Thank you checking my website, unfortunately I have no new and exciting acting gigs to report.   I am still healing from my horrific battle with NECROTIZING FASCIITIS.  I am working with a great wound specialist and we are hopeful that the area which was the deepest and most catastrophic of my wound will be healed soon. So please keep me in your continuous prayers.
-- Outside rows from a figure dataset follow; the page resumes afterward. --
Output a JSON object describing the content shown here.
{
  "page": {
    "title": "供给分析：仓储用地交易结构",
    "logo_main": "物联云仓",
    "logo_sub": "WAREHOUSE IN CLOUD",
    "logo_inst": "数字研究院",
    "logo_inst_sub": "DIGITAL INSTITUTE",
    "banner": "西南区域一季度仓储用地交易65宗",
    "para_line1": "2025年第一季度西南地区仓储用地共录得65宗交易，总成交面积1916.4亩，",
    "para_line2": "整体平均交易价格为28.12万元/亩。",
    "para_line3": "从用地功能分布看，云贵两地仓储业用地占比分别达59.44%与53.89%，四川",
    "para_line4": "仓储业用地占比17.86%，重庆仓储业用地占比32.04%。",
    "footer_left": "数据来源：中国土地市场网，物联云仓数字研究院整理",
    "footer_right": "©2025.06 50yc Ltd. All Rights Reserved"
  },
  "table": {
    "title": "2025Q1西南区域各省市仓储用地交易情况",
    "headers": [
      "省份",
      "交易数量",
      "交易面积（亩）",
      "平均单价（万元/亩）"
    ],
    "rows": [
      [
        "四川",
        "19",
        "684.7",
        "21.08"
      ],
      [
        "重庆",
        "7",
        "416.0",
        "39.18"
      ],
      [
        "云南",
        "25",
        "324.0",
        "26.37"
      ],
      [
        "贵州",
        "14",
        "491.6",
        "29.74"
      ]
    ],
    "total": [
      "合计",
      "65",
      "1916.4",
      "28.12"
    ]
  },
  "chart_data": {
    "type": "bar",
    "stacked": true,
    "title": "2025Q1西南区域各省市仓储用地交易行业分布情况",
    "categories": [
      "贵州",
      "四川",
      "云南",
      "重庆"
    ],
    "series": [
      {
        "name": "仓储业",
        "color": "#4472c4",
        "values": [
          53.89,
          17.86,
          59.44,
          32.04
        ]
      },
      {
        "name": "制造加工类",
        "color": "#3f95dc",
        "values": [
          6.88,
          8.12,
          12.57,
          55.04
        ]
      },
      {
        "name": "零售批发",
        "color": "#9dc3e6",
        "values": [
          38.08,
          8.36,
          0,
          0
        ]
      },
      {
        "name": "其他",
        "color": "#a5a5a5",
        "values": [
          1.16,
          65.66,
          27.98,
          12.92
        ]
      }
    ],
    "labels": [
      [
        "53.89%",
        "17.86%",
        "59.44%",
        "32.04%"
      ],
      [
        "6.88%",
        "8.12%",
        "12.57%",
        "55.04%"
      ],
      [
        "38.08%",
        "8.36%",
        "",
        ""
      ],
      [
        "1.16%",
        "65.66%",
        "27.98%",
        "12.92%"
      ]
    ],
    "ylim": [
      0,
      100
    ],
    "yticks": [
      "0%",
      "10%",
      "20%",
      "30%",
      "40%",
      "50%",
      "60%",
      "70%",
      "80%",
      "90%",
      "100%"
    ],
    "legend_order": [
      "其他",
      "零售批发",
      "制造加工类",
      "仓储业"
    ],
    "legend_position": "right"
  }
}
For those who may not know, last August 15, 2006, I was scheduled to enter Providence St. Joseph’s Hospital in Burbank, California for a routine myomectomy to remove two uterine fibroids.  This is a fairly common procedure among women and I was scheduled to be home in two days.  Those of you who know me know that I have been an athlete all my life and was considered the picture of health.  Even so, I prepared and trained for my surgery in the same way I prepared for the LA Marathon.  When I asked Dr. Pearson what I could do to ensure a smooth and swift recovery and he said, “Be in the best shape possible.”  That was all I needed to hear.

 

Sometimes even the best plans do not work out.  I spent the next month in the ICU and it would be two months total before I was able to leave St. Joseph’s.  During the days prior to my original release date my fever hovered around 103°, I was in the immense pain, and throwing up so often I was weak.

 

Thankfully my parents had come to town to be with me, because it was my mother who ended up saving my life.  During one of the evening dressing checks my mother noticed a black dot near my incision.  She asks the nurse about it and was assured that it was “nothing”.  However we had not seen that dot in the morning when Dr. Pearson came to check my incision. My mother asked the nurse to please call the doctor and ask him come back to the hospital to take a look at it.  After many sighs and condescending remarks, the nurse agreed to “bother the doctor for what is going to turn out to be no big deal” when my mother said she would call him herself.

 

The blood drained from my doctor’s face when he pulled back my gauze dressing. In the hour and a half it took him to return to the hospital, the tiny black dot on my stomach had turned into a quarter sized pustule!  After waiting quite some time for this same nurse to answer HIS pressing on the call button, the doctor finally looked at my mother asked if she was squeamish and told her to put on gloves and a mask.

 

Right then and there the doctor and my mother proceeded to open up my incision, extend it out by about 2 inches on each side, and began to squeeze out pus and drainage. It was the most surreal moment of my life.

 

I had contracted a Nosocomial Surgical Site InfectionNosocomial infections are those which are a result of treatment in a hospital, but secondary to the patient's original condition. Infections are considered nosocomial if they first appear 48 hours or more after hospital admission.

 

I unfortunately had acquired NECROTIZING FASCIITIS or as it is commonly termed MAN-EATING FLESH DISEASE.  The following weeks were a blur of painful tests, major drugs and multiple surgeries to cut the infection out of my body.

 

Health officials estimate that 2 million patients a year will acquire a nosocomial infection during their hospital stay.  Of those patients, over 90,000 will DIE.

 

Ms. Magazine reports that as many as 90 percent of deaths from hospital infections could be prevented.

 

Everyday that I wake up I thank the Lord in Heaven for the blessing of life and still having all my limbs.  I thank Him for my parents and their steadfast love and the abundant support of my family and friends. 

 

I AM A SURVIVOR!!! 

 

I lived to tell the tale.  And I WILL tell it, for every person who did not make it through.  For every person too busy learning how to use prosthetic arms and legs.  For every person who’s spirit has been broken by a broke system. 

 

Not ‘Why me Lord?”  YES…ME LORD!  Send me I will go.  And just like that a new Patient Advocate was born!